COPAKE—Hecate Energy announced its latest expanded proposal for a solar farm on hundreds of acres in Craryville a couple of weeks ago and nearby residents are already circling the wagons.
Several people spoke against the project during public forums at the February 13 Copake Town Board meeting.
Headquartered in Chicago, Hecate Energy is a developer of solar farms, wind farms and energy storage projects. The company initially proposed a solar farm in Craryville along State Route 23 and County Route 7 on the Rasweiler Farm back in 2017. The utility-scale project, far larger than allowed by Copake’s then brand-new law regulating solar installations, got a frosty reception.
Now the company’s even larger proposal, Shepherd’s Run Solar—a 60-megawatt photovoltaic solar array to be built on some portion of 900-acres on the Rasweiler Farm and abutting properties—is raising hackles.

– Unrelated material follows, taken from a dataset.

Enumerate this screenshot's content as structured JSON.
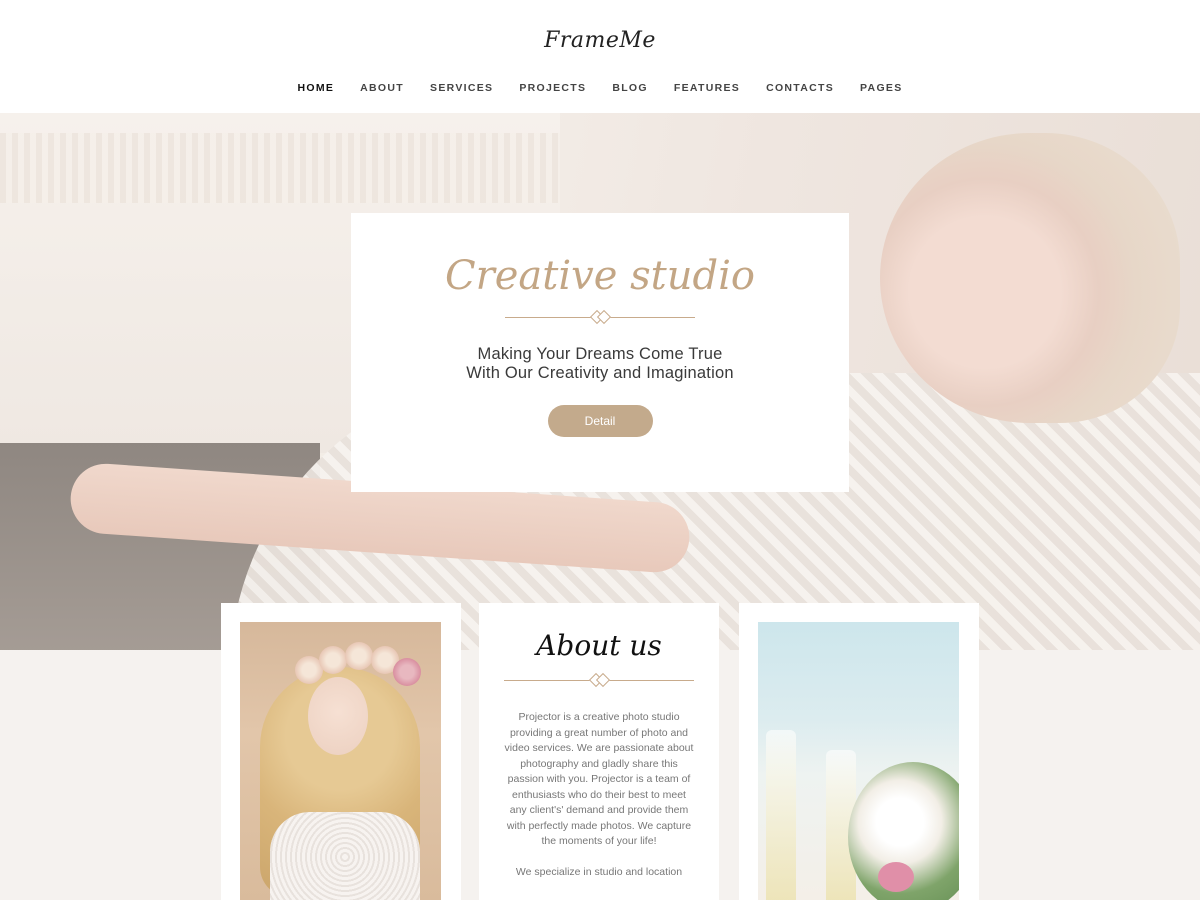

According to Hecate’s February 3 press release, “As required for any project over 25 MW, Hecate is applying for a permit to build the solar farm under Article 10 of the state Public Service Law, which provides for the review of new or modified electric generating facilities by the Board on Electric Generation Siting and the Environment. This comprehensive process enables community involvement by providing local representation on the siting board and funding for locally interested groups and individuals to participate in the process.”

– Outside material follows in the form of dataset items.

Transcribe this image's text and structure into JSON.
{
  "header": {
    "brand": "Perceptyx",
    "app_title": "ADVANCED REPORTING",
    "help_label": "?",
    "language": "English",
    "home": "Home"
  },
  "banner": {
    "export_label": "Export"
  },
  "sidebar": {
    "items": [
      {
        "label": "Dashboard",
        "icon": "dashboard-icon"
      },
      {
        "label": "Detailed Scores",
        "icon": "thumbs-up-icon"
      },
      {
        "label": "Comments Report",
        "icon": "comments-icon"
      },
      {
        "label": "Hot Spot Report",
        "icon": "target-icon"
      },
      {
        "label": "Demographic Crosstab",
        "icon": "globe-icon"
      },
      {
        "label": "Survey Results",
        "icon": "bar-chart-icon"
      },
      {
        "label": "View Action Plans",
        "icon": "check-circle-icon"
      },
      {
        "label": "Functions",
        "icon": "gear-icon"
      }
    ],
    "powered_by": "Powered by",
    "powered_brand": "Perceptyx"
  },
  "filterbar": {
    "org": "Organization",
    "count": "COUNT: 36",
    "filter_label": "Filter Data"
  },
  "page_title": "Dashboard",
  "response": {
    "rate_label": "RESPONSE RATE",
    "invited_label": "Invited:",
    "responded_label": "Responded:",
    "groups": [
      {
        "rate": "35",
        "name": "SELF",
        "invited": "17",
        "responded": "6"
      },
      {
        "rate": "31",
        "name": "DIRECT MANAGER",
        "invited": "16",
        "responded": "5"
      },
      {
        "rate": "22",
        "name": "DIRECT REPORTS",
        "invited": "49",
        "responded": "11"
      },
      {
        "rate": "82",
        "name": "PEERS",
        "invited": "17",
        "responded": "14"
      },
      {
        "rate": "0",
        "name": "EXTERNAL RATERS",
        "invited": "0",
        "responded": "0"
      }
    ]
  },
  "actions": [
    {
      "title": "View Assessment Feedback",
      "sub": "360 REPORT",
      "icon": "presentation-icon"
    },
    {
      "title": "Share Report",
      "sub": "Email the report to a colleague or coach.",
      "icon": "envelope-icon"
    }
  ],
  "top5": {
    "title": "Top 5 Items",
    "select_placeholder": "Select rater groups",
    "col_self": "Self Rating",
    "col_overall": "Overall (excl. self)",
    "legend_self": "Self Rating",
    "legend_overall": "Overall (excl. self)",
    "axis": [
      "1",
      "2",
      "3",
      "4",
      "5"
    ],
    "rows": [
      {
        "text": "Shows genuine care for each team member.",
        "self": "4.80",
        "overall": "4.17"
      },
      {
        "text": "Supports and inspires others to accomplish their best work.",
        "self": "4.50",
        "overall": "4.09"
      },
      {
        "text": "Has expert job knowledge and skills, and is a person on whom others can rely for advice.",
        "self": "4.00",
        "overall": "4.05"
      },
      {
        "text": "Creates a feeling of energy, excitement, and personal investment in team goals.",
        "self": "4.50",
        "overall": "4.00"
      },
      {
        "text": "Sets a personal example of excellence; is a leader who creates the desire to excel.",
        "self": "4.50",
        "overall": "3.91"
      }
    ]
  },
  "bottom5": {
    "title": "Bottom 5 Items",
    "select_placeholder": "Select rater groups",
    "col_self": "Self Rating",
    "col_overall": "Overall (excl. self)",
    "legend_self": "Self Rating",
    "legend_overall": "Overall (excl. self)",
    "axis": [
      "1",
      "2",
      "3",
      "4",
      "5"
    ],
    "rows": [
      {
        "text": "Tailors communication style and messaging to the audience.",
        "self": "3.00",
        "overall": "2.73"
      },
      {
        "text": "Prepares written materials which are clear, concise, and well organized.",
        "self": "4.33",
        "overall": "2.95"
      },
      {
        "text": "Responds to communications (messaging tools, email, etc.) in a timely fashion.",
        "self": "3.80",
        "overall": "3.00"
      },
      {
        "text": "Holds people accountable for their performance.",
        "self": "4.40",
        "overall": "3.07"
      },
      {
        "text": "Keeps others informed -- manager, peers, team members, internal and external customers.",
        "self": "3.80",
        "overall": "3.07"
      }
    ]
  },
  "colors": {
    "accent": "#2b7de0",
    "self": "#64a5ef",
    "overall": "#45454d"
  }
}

Town Supervisor Jeanne Mettler reported at the meeting that the developer is not coming to the Town Planning Board for permission under Town Law, but will instead go before the “siting board.” Information about Hecate and its plans for this project can be viewed at www.shepherdsrunsolar.com/
“The Hecate application poses a huge and complicated challenge” to the town and “likely this will go on for several years,” the supervisor said. The Town Board will be looking at all aspects of this proposal and is “committed to keeping the residents of Copake informed throughout this process and we need to hear what you think. We look forward to many opportunities for residents to express their views and we will no doubt organize special meetings to allow Copake residents to acquire information and make their views known.”
Ms. Mettler said she appointed Deputy Supervisor Richard Wolf to coordinate the town’s response to the Hecate application. He can be contacted at .
She said the board is “committed to protecting the interests of Copake as we go forward.”
During the public forum section of the meeting, Copake Lake resident Lindsay LeBrecht said the solar farm project will “push animals” out of their habitats. Local tourism is up now, she said, but the project “will devastate that whole area. I don’t care what they say. They are taking rural agricultural land and making it industrial.” Expressing her hope that the town will “fight this,” she added, developers are “taking our land. Property values will go into the toilet,” not to mention environmental impacts.
Area resident Paul Parzuchowski said “that’s my backyard. My property value will go down. It’s ridiculous. I’m totally against it.”
Lisa Pelkey, a 28-year resident of Copake Lake, said tearfully, she would hate to see a solar farm do the same thing to the Copake landscape as the Cricket Valley Energy Center, a 1.1 GW natural gas-fired power plant, has done to Dover in Dutchess County.
Bill Newcomb, who resides at the foot of Center Hill, said he will have to look at the solar farm everyday. He said tourism, the environment at property values will all be negatively impacted. He urged the town and environmentally-concerned organizations like Trout Unlimited to “all get together and fight these people. If we lose, we lose, but we should at least let them know they’ve been in a fight.”
In other business, the Town Board:
• Proclaimed Saturday, February 15, Bernice “Bee” Bussett Day in honor of the life-long Copake resident’s 100th birthday. A proclamation, signed by Town Board members was presented to Mrs. Bussett at the meeting
• Heard from Planning Board Chairman Bob Haight that his board will hire an engineer to help the board with its review of a new cell tower project—a 145-foot high monopole with a 5-foot lightning rod on top—at 892 Overlook Road. Mr. Haight said his board will also hire a farm consultant to aid in its site plan review of Salvatore Cascino’s “farm operation.” The applicants will pay for these consultants, not the town
• Heard that Councilman Stosh Gansowski has assisted with arranging the installation of fiber optic lines at the Town Hall through Consolidated Communications. The installation will take place at the end of February and there will be a $2,749 cost savings annually
• Heard from Supervisor Mettler that the Copake Memorial Clock has been repaired and now all four clock faces display the same time. The repair cost was $4,000 and a $2,500 donation from resident Marc Gross helped pay for it.
The Town Board’s next meeting is March 12, 7 p.m. at Town Hall.